Overprovisioning (OP) -- Overprovisioned space is present in all solid-state drives. Overprovisioned space is inaccessible to the user and cannot store data, but still resides in the dies on the SSD. This space is used as a reserve for background tasks like wear-leveling, garbage collection, and as a back-up in the event of catastrophic cell (SSD) failure. For most consumer drives, the user can expect 7% overprovisioned space (if you see a 120GB SSD, it likely has 128GB of capacity with 8GB reserved for OP).
Wear-Leveling -- Wear Leveling is a process we describe briefly in the definition of Overprovisioning, and the two are very closely tied (as is Garbage Collection). Wear-Leveling is a necessary process unique to SSDs and Flash NAND; the process ensures equal wear across all NAND cells on the disk, due to the limited nature of Flash.
|Write Amplification Factor||
Write Amplification Factor (WAF) is a multiplier applied to data during write operations.

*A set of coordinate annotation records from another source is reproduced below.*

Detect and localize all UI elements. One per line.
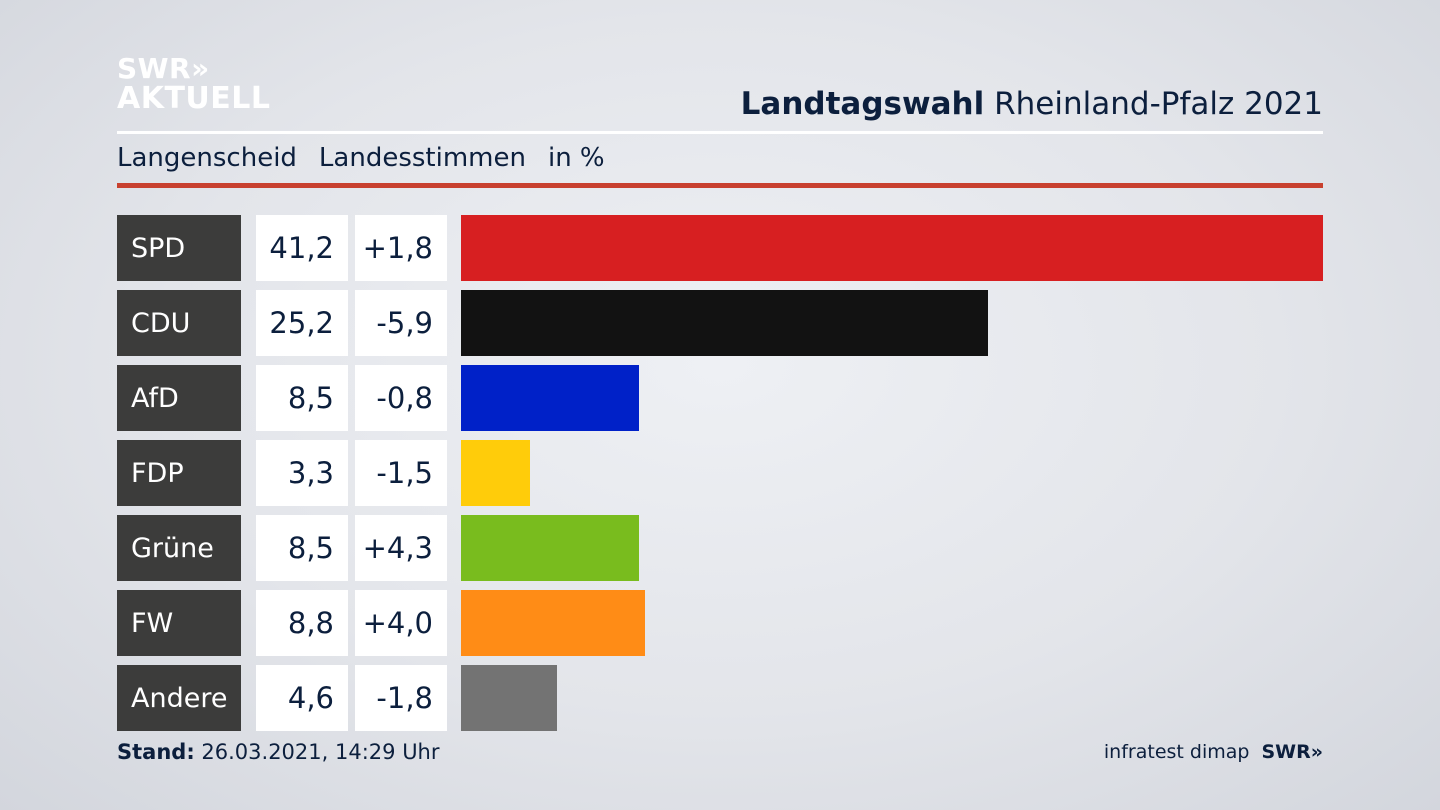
diff-label: +4,3: [355, 515, 447, 581]
chart-subtitle: Langenscheid Landesstimmen in %: [117, 143, 605, 179]
bar: [461, 215, 1323, 281]
result-row: CDU 25,2 -5,9: [117, 290, 1323, 356]
result-row: SPD 41,2 +1,8: [117, 215, 1323, 281]
swr-aktuell-logo: SWR» AKTUELL: [117, 54, 271, 114]
diff-label: +4,0: [355, 590, 447, 656]
diff-label: -0,8: [355, 365, 447, 431]
value-label: 4,6: [256, 665, 348, 731]
result-row: FW 8,8 +4,0: [117, 590, 1323, 656]
bar: [461, 290, 988, 356]
swr-brand: SWR»: [1261, 741, 1323, 763]
party-label: CDU: [117, 290, 241, 356]
party-label: AfD: [117, 365, 241, 431]
result-row: Andere 4,6 -1,8: [117, 665, 1323, 731]
value-label: 3,3: [256, 440, 348, 506]
title-bold: Landtagswahl: [740, 86, 985, 122]
title-regular: Rheinland-Pfalz 2021: [994, 86, 1323, 122]
subtitle-vote: Landesstimmen: [318, 143, 526, 173]
bar: [461, 590, 645, 656]
bar: [461, 665, 557, 731]
diff-label: +1,8: [355, 215, 447, 281]
party-label: FDP: [117, 440, 241, 506]
subtitle-unit: in %: [547, 143, 605, 173]
value-label: 25,2: [256, 290, 348, 356]
party-label: SPD: [117, 215, 241, 281]
bar: [461, 515, 639, 581]
stand-value: 26.03.2021, 14:29 Uhr: [201, 740, 440, 764]
diff-label: -5,9: [355, 290, 447, 356]
logo-line-2: AKTUELL: [117, 81, 271, 116]
source-label: infratest dimap: [1103, 741, 1250, 763]
result-row: Grüne 8,5 +4,3: [117, 515, 1323, 581]
stand-label: Stand:: [117, 740, 195, 764]
party-label: Grüne: [117, 515, 241, 581]
result-row: FDP 3,3 -1,5: [117, 440, 1323, 506]
subtitle-place: Langenscheid: [117, 143, 297, 173]
bar: [461, 365, 639, 431]
diff-label: -1,8: [355, 665, 447, 731]
result-row: AfD 8,5 -0,8: [117, 365, 1323, 431]
party-label: Andere: [117, 665, 241, 731]
timestamp: Stand: 26.03.2021, 14:29 Uhr: [117, 740, 440, 764]
footer-credits: infratest dimap SWR»: [1104, 741, 1323, 763]
logo-line-1: SWR»: [117, 52, 210, 85]
value-label: 8,5: [256, 515, 348, 581]
diff-label: -1,5: [355, 440, 447, 506]
value-label: 41,2: [256, 215, 348, 281]
page-title: Landtagswahl Rheinland-Pfalz 2021: [741, 86, 1323, 122]
party-label: FW: [117, 590, 241, 656]
value-label: 8,5: [256, 365, 348, 431]
bar: [461, 440, 530, 506]
subtitle-divider: [117, 183, 1323, 188]
value-label: 8,8: [256, 590, 348, 656]
header-divider: [117, 131, 1323, 134]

WAF is the factor by which written data is amplified (can be negatively amplified, or compressed) when performing the operation. Writing data to an SSD actively "kills" the SSD by using up some of its Program/Erase cycles. Many controller manufacturers will implement methodologies by which data is written to a factor of <1.0, meaning data is compressed during the write to cause less damage to the drive's endurance.